The bert coding raid the major NLP lists. In order to make it easier for everyone to test the power of bert on their own data sets, share here the keras version of the nert coding layer. Go directly to the code.
class b_embeding_layer_b ( keras. layers. Layer) :
"""自定义层"""
def __init__ ( self, max_seq_len= 50 , model_dir = r"F:\glove.6B\chinese_L-12_H-768_A-12" , mode= "word" , ** kwargs) :
self. max_seq_len = max_seq_len
self. model_dir = model_dir
self. mode = mode
super ( b_embeding_layer_b, self) . __init__( ** kwargs)
def build ( self, input_shape) :
pass
def call ( self, x, mask= None ) :
base_location = 'F:/glove.6B/chinese_L-12_H-768_A-12/'
bert_config = BertConfig. from_json_file( base_location + 'bert_config.json' )

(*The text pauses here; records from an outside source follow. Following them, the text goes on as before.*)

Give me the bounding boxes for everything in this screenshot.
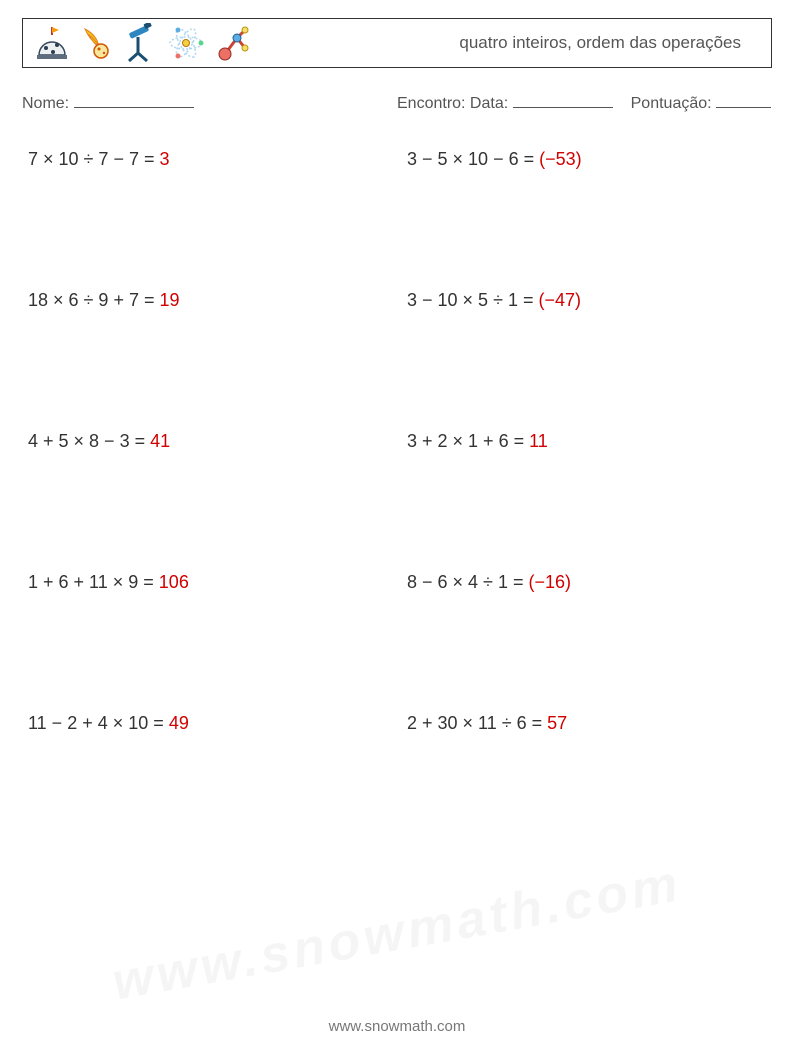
problem-expr: 3 − 10 × 5 ÷ 1 = (407, 290, 533, 310)
problem-item: 3 − 5 × 10 − 6 = (−53) (407, 149, 766, 170)
problem-expr: 11 − 2 + 4 × 10 = (28, 713, 164, 733)
problem-expr: 1 + 6 + 11 × 9 = (28, 572, 154, 592)
problem-item: 4 + 5 × 8 − 3 = 41 (28, 431, 387, 452)
problem-item: 18 × 6 ÷ 9 + 7 = 19 (28, 290, 387, 311)
date-blank (513, 90, 613, 108)
problem-answer: (−47) (539, 290, 582, 310)
info-row: Nome: Encontro: Data: Pontuação: (22, 90, 772, 113)
comet-icon (79, 25, 113, 61)
name-label: Nome: (22, 95, 69, 112)
problem-answer: 57 (547, 713, 567, 733)
problem-item: 3 + 2 × 1 + 6 = 11 (407, 431, 766, 452)
problem-answer: 49 (169, 713, 189, 733)
problem-item: 8 − 6 × 4 ÷ 1 = (−16) (407, 572, 766, 593)
date-field: Encontro: Data: (397, 90, 613, 113)
score-field: Pontuação: (631, 90, 771, 113)
atom-icon (167, 24, 205, 62)
problem-answer: 11 (529, 431, 548, 451)
problem-answer: 41 (150, 431, 170, 451)
problem-expr: 3 + 2 × 1 + 6 = (407, 431, 524, 451)
date-label: Encontro: Data: (397, 95, 508, 112)
problem-answer: 106 (159, 572, 189, 592)
problems-grid: 7 × 10 ÷ 7 − 7 = 3 3 − 5 × 10 − 6 = (−53… (22, 149, 772, 734)
problem-answer: 3 (160, 149, 170, 169)
name-field: Nome: (22, 90, 397, 113)
problem-expr: 4 + 5 × 8 − 3 = (28, 431, 145, 451)
worksheet-title: quatro inteiros, ordem das operações (459, 33, 741, 53)
problem-item: 3 − 10 × 5 ÷ 1 = (−47) (407, 290, 766, 311)
header-box: quatro inteiros, ordem das operações (22, 18, 772, 68)
problem-item: 2 + 30 × 11 ÷ 6 = 57 (407, 713, 766, 734)
telescope-icon (123, 23, 157, 63)
problem-answer: (−16) (528, 572, 571, 592)
problem-item: 7 × 10 ÷ 7 − 7 = 3 (28, 149, 387, 170)
header-icons (35, 23, 251, 63)
footer-link: www.snowmath.com (0, 1018, 794, 1035)
molecule-icon (215, 24, 251, 62)
problem-expr: 18 × 6 ÷ 9 + 7 = (28, 290, 154, 310)
problem-expr: 2 + 30 × 11 ÷ 6 = (407, 713, 542, 733)
problem-item: 1 + 6 + 11 × 9 = 106 (28, 572, 387, 593)
score-label: Pontuação: (631, 95, 712, 112)
problem-answer: (−53) (539, 149, 582, 169)
problem-expr: 3 − 5 × 10 − 6 = (407, 149, 534, 169)
problem-answer: 19 (160, 290, 180, 310)
score-blank (716, 90, 771, 108)
problem-expr: 8 − 6 × 4 ÷ 1 = (407, 572, 523, 592)
name-blank (74, 90, 194, 108)
observatory-icon (35, 25, 69, 61)
problem-item: 11 − 2 + 4 × 10 = 49 (28, 713, 387, 734)
watermark: www.snowmath.com (108, 853, 686, 1012)
problem-expr: 7 × 10 ÷ 7 − 7 = (28, 149, 154, 169)
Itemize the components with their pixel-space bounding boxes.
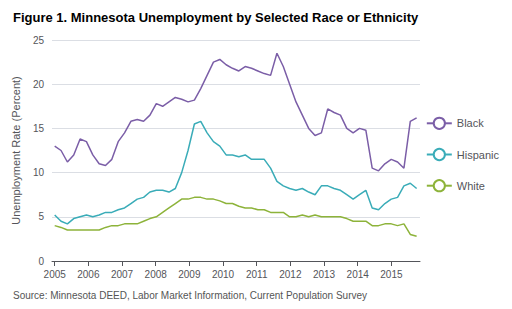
svg-text:Figure 1. Minnesota Unemployme: Figure 1. Minnesota Unemployment by Sele… xyxy=(13,10,419,25)
svg-text:25: 25 xyxy=(33,35,45,46)
svg-text:2005: 2005 xyxy=(44,269,67,280)
svg-text:5: 5 xyxy=(38,211,44,222)
svg-text:Hispanic: Hispanic xyxy=(457,149,500,161)
svg-text:2009: 2009 xyxy=(178,269,201,280)
svg-text:Black: Black xyxy=(457,117,484,129)
svg-text:20: 20 xyxy=(33,79,45,90)
svg-text:2012: 2012 xyxy=(279,269,302,280)
svg-text:2006: 2006 xyxy=(77,269,100,280)
svg-text:2013: 2013 xyxy=(313,269,336,280)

init_checkpoint = base_location + 'bert_model.ckpt'
model = BertModel(
config= bert_config,
is_training= True ,
input_ids= tf. cast( x[ 0 ] , tf. int32) ,
input_mask= tf. cast( x[ 1 ] , tf. int32) ,
token_type_ids= tf. cast( x[ 2 ] , tf. int32) ,
use_one_hot_embeddings= False )
tvars = tf. trainable_variables( )
scaffold_fn = None
( assignment_map, _) = get_assignment_map_from_checkpoint(
tvars, init_checkpoint)
tf. train. init_from_checkpoint( init_checkpoint, assignment_map)
embedding = None
if self. mode == "sent" :
embedding = model. get_pooled_output( )
if self. mode == "word" :
embedding = model. get_sequence_output( )
return embedding
def compute_output_shape ( self, input_shape) :
if self. mode == "word" :
return input_shape[ 0 ] [ 0 ] , self. max_seq_len, 768
if self. mode == "sent" :
return input_shape[ 0 ] [ 0 ] , 768
def get_config ( self) :
config = {
'mode' : self. mode,
"max_seq_len" : self. max_seq_len
}
base_config = super ( b_embeding_layer_b, self) . get_config( )
return dict ( list ( base_config. items( ) ) + list ( config. items( ) ) )
The calling method has corresponding content in the NER model shared earlier, so I won't repeat it here.